Meine Mutter Selma Krause lief jeden zweiten Tag von Skerbersdorf nach Spremberg, um ihrer Schwiegermutter Essen zu bringen.
Anmerkung: Von Skerbersdorf nach Spremberg sind es ca. 30 km, selbst, wenn man den kürzesten Weg nimmt.
In den Nachkriegsjahrgängen der Skerbersdorfer Schule findet man viele Schüler von jenseits der Neiße.
Eine Beobachtung, die ein damals noch junger Skerbersdorfer bei einem der heimlichen Besuche in Wendisch Musta im Juni 1945
gemacht hat, verdeutlicht das Ende von Wendisch Musta:
Er sah, wie ein voll mit Früchten behangener, abgesägter Kirschbaum auf einem LKW abtransportiert wurde.

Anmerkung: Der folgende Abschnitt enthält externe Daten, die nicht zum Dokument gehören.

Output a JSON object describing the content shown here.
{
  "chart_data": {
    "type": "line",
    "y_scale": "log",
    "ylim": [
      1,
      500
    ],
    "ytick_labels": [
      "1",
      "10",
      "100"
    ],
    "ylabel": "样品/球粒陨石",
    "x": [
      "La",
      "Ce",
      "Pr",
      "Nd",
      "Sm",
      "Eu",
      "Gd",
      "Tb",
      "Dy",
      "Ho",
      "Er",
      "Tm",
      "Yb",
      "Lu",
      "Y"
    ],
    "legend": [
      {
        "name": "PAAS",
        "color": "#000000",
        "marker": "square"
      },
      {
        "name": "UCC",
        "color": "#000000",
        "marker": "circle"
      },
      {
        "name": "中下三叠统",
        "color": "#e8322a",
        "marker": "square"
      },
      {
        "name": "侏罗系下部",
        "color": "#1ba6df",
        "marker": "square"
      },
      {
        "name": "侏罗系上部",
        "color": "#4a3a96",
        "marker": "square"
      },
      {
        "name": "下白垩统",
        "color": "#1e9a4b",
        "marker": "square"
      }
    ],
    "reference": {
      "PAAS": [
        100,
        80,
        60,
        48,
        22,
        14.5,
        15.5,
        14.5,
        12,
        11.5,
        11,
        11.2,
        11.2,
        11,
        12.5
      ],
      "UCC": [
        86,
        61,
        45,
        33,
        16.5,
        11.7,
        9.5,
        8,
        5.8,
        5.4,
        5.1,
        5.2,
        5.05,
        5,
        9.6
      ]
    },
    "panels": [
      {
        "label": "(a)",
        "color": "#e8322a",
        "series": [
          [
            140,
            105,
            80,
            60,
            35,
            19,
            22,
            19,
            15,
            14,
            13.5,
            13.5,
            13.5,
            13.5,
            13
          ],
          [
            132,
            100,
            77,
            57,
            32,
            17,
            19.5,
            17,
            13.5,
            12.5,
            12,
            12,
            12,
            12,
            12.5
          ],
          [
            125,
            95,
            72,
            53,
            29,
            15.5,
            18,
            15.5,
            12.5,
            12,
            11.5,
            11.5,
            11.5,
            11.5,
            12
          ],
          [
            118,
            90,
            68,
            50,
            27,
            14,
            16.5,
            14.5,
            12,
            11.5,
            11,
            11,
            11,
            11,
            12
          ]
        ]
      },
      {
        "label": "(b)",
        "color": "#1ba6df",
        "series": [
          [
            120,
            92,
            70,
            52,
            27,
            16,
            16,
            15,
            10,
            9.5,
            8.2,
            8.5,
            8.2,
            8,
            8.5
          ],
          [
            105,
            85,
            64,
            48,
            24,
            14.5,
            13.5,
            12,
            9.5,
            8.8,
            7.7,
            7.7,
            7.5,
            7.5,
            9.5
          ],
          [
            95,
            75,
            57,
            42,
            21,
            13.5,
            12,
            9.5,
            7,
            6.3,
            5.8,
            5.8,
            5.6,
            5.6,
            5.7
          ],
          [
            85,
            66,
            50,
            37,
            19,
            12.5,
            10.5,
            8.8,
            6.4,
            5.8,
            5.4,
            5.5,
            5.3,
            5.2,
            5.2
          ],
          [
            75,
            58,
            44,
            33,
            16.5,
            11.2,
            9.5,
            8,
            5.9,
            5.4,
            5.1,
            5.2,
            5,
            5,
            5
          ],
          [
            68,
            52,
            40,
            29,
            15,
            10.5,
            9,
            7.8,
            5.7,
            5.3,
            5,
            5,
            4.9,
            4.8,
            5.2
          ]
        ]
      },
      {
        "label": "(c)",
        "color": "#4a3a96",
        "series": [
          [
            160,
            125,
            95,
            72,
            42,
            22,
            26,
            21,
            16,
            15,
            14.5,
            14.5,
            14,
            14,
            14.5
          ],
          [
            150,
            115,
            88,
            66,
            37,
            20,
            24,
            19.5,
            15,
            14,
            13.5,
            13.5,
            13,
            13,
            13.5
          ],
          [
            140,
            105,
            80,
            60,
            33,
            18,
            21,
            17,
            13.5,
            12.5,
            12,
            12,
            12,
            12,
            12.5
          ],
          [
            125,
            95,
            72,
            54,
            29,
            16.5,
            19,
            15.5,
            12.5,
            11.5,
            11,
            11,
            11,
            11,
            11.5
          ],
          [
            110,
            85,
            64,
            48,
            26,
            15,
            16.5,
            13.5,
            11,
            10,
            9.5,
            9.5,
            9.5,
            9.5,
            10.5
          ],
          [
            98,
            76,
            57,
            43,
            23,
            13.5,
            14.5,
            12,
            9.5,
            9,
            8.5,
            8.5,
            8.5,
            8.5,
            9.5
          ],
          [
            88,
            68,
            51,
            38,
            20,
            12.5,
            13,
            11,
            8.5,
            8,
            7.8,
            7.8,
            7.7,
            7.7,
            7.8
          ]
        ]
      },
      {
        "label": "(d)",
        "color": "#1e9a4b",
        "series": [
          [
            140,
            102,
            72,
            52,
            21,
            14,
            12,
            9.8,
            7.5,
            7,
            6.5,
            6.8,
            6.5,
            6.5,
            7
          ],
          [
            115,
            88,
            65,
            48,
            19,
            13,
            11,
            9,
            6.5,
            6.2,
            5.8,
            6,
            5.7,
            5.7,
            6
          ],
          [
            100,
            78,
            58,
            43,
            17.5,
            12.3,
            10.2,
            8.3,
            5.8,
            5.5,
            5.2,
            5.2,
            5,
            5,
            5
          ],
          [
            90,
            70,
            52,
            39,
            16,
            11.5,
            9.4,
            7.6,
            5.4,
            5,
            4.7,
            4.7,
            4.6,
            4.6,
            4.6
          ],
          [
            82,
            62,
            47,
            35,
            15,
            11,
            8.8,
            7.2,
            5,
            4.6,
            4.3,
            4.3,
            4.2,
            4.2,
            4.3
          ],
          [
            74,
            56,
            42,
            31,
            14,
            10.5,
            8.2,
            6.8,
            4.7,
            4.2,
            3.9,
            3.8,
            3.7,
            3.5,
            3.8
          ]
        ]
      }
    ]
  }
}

Ein bewegendes Bild von dieser Zeit zeichnet Christa Blachnik,
die aus dem nur wenige Kilometer von Wendisch Musta entfernten Kochsdorf stammt,
in ihrem Buch "Kornblumen blühen am Wegesrand"
[Blachnik 1999].
Diesem Buche ist auch die folgende Kopie des Räumungsbefehls für die Bürger von Bad Salzbrunn
(Kreis Waldenburg, jetzt Walbrzych) entnommen.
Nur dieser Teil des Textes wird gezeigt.